Published in AEI- Ideas


Why should businessmen read great literature?, by Vigen Guroian

In every society, power must be humanized and used morally in order that free and civilized life might prosper. And in a commercial society, businessmen and businesswomen wield especially great power and are frequently called into roles of civic and political leadership. This fact makes the question that serves as this essay’s title especially significant. A half-century ago, Russell Kirk, author of The Conservative Mind, penned an article titled “The Inhumane Businessman.” Kirk did not argue that businessmen are, as a lot, more inhumane, mean, or cruel than the average bank clerk, schoolteacher, or construction worker. But he was persuaded that businessmen are “deficient in the disciplines which nurture sound imagination and strong moral character,” and that this does not augur well for the nation.

Kirk lamented the turn to business education in our colleges and universities, which, he argued, contributes to the cultural illiteracy of the business class. This trend toward specialized business education accelerated during the concluding decades of the twentieth century, leaving fewer and fewer of those engaged in business educated in the liberal arts. That is a principal reason why businessmen so often do not read great literature. So this is where I shall begin.

 

Imagining larger possibilities and purposes

Kirk was right. By the 1950s, higher education in North America had begun to buy into business education, so to speak, and replace liberal studies with this glamorized version of vocational training. Colleges certainly did not heed C. S. Lewis’s admonition that “if education is beaten by training, civilization dies.” Even earlier in the century, G. K. Chesterton published an article in the London Illustrated Times, titled simply enough “On Business Education,” in which, in his acerbic manner, he summed up the scandal and hinted at its consequences: “Modern educators begin by stuffing the child, not with the sense of justice by which he can judge the world, but with the sense of inevitable doom or dedication by which he must accept that particular very worldly aspect of the world.”

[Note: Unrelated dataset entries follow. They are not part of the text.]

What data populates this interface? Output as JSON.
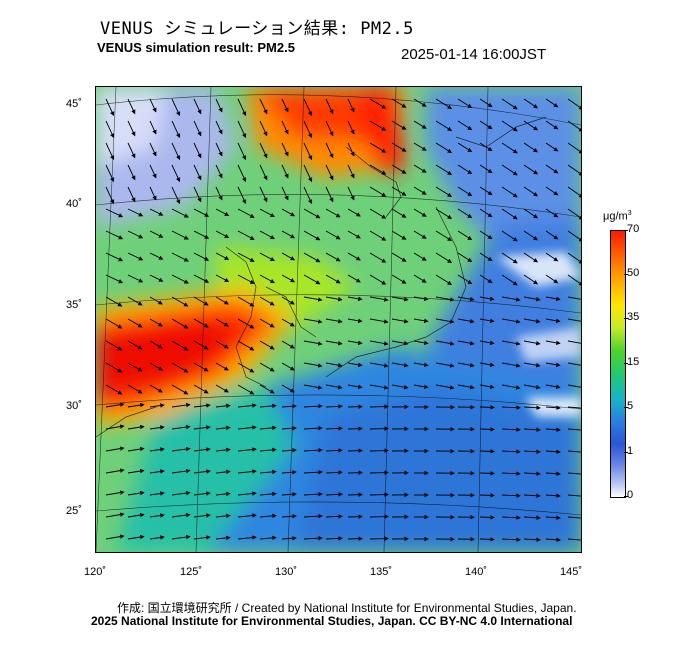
{
  "title_ja": "VENUS シミュレーション結果: PM2.5",
  "title_en": "VENUS simulation result: PM2.5",
  "timestamp": "2025-01-14 16:00JST",
  "map": {
    "lat_labels": [
      "45˚",
      "40˚",
      "35˚",
      "30˚",
      "25˚"
    ],
    "lon_labels": [
      "120˚",
      "125˚",
      "130˚",
      "135˚",
      "140˚",
      "145˚"
    ]
  },
  "colorbar": {
    "unit": "μg/m",
    "unit_sup": "3",
    "ticks": [
      "70",
      "50",
      "35",
      "15",
      "5",
      "1",
      "0"
    ],
    "colors": {
      "high": "#ff1a00",
      "mid": "#ffa500",
      "moderate": "#4ed32c",
      "low": "#2b7be0",
      "zero": "#ffffff"
    }
  },
  "credit": "作成: 国立環境研究所 / Created by National Institute for Environmental Studies, Japan.",
  "license": "2025 National Institute for Environmental Studies, Japan. CC BY-NC 4.0 International"
}
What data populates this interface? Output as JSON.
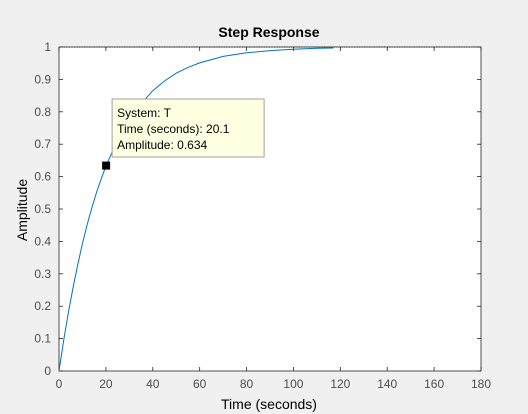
{
  "colors": {
    "figure_bg": "#f0f0f0",
    "axes_bg": "#ffffff",
    "axes_line": "#262626",
    "tick_label": "#4d4d4d",
    "response_line": "#0072bd",
    "steady_state_line": "#262626",
    "datatip_bg": "#ffffe1",
    "datatip_border": "#a0a0a0",
    "marker": "#000000"
  },
  "chart_data": {
    "type": "line",
    "title": "Step Response",
    "xlabel": "Time (seconds)",
    "ylabel": "Amplitude",
    "xlim": [
      0,
      180
    ],
    "ylim": [
      0,
      1
    ],
    "xticks": [
      0,
      20,
      40,
      60,
      80,
      100,
      120,
      140,
      160,
      180
    ],
    "yticks": [
      0,
      0.1,
      0.2,
      0.3,
      0.4,
      0.5,
      0.6,
      0.7,
      0.8,
      0.9,
      1
    ],
    "xtick_labels": [
      "0",
      "20",
      "40",
      "60",
      "80",
      "100",
      "120",
      "140",
      "160",
      "180"
    ],
    "ytick_labels": [
      "0",
      "0.1",
      "0.2",
      "0.3",
      "0.4",
      "0.5",
      "0.6",
      "0.7",
      "0.8",
      "0.9",
      "1"
    ],
    "grid": false,
    "legend": "none",
    "series": [
      {
        "x": [
          0,
          2,
          4,
          6,
          8,
          10,
          12,
          14,
          16,
          18,
          20.1,
          25,
          30,
          35,
          40,
          45,
          50,
          55,
          60,
          70,
          80,
          90,
          100,
          110,
          117
        ],
        "y": [
          0,
          0.095,
          0.181,
          0.258,
          0.329,
          0.393,
          0.451,
          0.503,
          0.551,
          0.593,
          0.634,
          0.713,
          0.776,
          0.825,
          0.865,
          0.895,
          0.919,
          0.937,
          0.951,
          0.971,
          0.982,
          0.989,
          0.993,
          0.996,
          0.997
        ]
      },
      {
        "x": [
          0,
          180
        ],
        "y": [
          1,
          1
        ]
      }
    ],
    "datatip": {
      "x": 20.1,
      "y": 0.634,
      "lines": [
        "System: T",
        "Time (seconds): 20.1",
        "Amplitude: 0.634"
      ]
    }
  }
}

For many years, I taught core curriculum courses in ethics, literature, and theology at a college in which more than a third of the students were business majors. And I saw over more than twenty years how business “training” sucked these students dry of idealism and replaced it with the crudest forms of pragmatism, utilitarianism, and fatalism. The light in their eyes had already begun to dim and flicker before they had finished their fourth year, a dreadful thing to witness. Despite my efforts and those of other teachers in the humanities, many men and women departed the college with no sense of the meaning or value of a liberal arts education. Nor had they acquired the habits of reading that are historically associated with such an education. I have reason to believe that this is not an isolated phenomenon; experience elsewhere since then suggests that it is equally true of business school students around the nation.

This deficiency is debilitating in ways that are wholly overlooked by much of society, including the parents of my students. For if these young men and women learned the meaning and value of the liberal arts, they would leave college with the answers to two questions that, as it turns out, they hardly know how to ask, let alone answer. First, “Why should I read great literature throughout the rest of my life?” Second, “Why am I choosing to spend my life in business?”

They cannot answer the second question satisfactorily because they are not encouraged in college (or even permitted, in many cases) to read and love the great literary masters. Aristotle, Dante, Shakespeare, Dostoevsky, and Eliot teach us to imagine larger possibilities and purposes for our lives. They test our decisions with the moral wisdom of humankind. They ask us to move through the world with discernment. They show us that we possess the freedom to make of our lives what we will and not what others choose for us, what the fates decide, or what historical forces dictate.